I would propose both are actually fine for project builds, but neither are particularly great for other use cases, like HTML previewing.
Yes VS code has an integrated way of adding markdown-it extensions to their previewer, which makes it quicker to add « myst features » but equally you can always create your own previewer from scratch I think. Also for jupyterlab, @agoose77 has done great work with https://github.com/agoose77/jupyterlab-markup, but I’m sure the work here could equally be adapted to another parser.
For editor tools like HTML previewing, syntax highlighting, LSPs, unfortunately from what I have found there is no ideal solution currently out there.
I think a key desire is incremental parsing.
To that end https://github.com/lezer-parser/markdown is of note, but I think perhaps most promising is toastmark (see why it was created to replace markdown-it: https://ui.toast.com/posts/en_20200402)
Unfortunately, currently you can’t really extend it without forking the source code, which is not ideal from a maintenance perspective.

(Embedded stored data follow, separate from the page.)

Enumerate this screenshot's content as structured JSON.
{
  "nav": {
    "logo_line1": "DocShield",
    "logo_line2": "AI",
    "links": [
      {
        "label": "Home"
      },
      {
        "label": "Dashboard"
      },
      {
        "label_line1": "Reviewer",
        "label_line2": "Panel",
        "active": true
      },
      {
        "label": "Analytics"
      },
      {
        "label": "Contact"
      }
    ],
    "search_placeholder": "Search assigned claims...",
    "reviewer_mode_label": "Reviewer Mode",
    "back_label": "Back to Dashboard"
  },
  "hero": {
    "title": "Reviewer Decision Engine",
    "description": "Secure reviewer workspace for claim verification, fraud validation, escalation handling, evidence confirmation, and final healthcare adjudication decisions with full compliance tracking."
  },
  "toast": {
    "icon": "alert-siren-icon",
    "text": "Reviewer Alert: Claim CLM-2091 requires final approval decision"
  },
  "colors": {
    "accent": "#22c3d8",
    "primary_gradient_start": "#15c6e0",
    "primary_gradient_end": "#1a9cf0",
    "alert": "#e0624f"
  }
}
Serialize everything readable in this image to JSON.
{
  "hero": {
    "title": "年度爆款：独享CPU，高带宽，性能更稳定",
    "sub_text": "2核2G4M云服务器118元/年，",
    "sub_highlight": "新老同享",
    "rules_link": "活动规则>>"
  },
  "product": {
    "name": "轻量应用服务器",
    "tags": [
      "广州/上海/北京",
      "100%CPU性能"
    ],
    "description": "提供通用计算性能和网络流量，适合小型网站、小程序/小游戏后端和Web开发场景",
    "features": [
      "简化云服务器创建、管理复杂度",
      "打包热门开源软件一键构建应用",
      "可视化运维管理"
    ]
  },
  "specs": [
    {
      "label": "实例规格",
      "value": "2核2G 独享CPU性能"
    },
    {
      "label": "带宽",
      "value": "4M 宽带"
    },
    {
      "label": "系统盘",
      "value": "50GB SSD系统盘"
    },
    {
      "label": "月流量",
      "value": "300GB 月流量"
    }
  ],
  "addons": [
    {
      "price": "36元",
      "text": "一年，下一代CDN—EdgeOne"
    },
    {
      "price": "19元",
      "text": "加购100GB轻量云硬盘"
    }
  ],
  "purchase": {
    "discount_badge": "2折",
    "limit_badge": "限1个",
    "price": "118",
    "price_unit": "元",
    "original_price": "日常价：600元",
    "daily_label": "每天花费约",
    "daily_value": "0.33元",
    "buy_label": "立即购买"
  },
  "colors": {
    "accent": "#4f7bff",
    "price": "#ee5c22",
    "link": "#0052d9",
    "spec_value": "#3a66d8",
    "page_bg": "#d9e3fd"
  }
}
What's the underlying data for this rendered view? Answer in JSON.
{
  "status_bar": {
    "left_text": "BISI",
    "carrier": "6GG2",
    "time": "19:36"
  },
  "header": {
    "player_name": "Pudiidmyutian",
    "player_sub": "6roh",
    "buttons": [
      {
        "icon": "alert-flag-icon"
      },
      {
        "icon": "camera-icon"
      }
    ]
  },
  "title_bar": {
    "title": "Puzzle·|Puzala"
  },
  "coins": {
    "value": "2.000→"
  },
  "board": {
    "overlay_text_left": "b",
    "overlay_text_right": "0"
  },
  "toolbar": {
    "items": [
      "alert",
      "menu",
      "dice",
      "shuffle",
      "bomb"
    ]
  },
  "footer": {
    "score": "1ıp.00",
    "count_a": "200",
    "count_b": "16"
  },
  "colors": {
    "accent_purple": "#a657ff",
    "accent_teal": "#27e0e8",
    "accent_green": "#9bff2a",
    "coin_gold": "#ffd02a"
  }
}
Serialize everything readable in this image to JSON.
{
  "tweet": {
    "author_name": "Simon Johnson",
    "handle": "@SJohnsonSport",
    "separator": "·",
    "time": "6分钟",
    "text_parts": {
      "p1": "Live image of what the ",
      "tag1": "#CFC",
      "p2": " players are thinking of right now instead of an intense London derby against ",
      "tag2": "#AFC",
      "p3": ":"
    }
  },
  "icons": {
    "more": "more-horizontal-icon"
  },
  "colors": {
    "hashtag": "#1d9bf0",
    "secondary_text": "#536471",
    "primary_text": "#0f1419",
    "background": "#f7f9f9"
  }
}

Also you would probably have to « hardcode in myst syntaxes »
This leads me on to almost my final point; does the parser need to account for extensibility? If it doesn’t, this certainly makes things easier, since we can create a static, well-defined parser.
With unified-myst the goal actually was not just to look into unified, but also look at how an extensible document might look, akin to (but hopefully improving on) sphinx’s extension mechanism.
Finally; blue sky thinking, if we really had no constraints on what myst could be. I would strongly suggest looking https://github.com/jgm/djot, which is the original Markdown creators answer to « what if I created Markdown now, with the benefit of hindsight » and contains some key breaks from Commonmark.
Thoughts from any one else welcome!
edit: also link to agoose77/jupyterlab-markup#12 (comment), with some super helpful chat between @agoose77, @bollwyvl and myself, informing my points here (and the choice to use MDAST)
Just a quick update here! @fwkoch and I are planning to move some of the Curvenote work upstream today!
There are a few changes to the original plan, as we didn’t get as far as we would have liked on the web-side, so the initial cut is much more focused on latex, PDF, and Word. The myst work is is already being used in combination with JupyterBook, which is really cool to see people using these tools to augment the existing python/JupyterBook/Sphinx ecosystem.
One of the first things we will be working on post merge is on Microsoft Word templating, @fwkoch posted an issue in mystjs
if you want to follow along there. After ~next week we will be making a more concerted effort on the web-side, and that will start with an issue that I would love thoughts on that (e.g. @echarles's from your perspective/comments you mentioned above!)
A few other points:
Will JTex python python be completely deprecated in favor of JTex JavaScript?
We haven't had the time to keep it updated, and the python version is currently working on Curvenote's apis, not myst's (we are still using it in our production systems). I think in the future we could go back and make improvements there to bring it inline, as I do think there is value in having a python version as well for the community.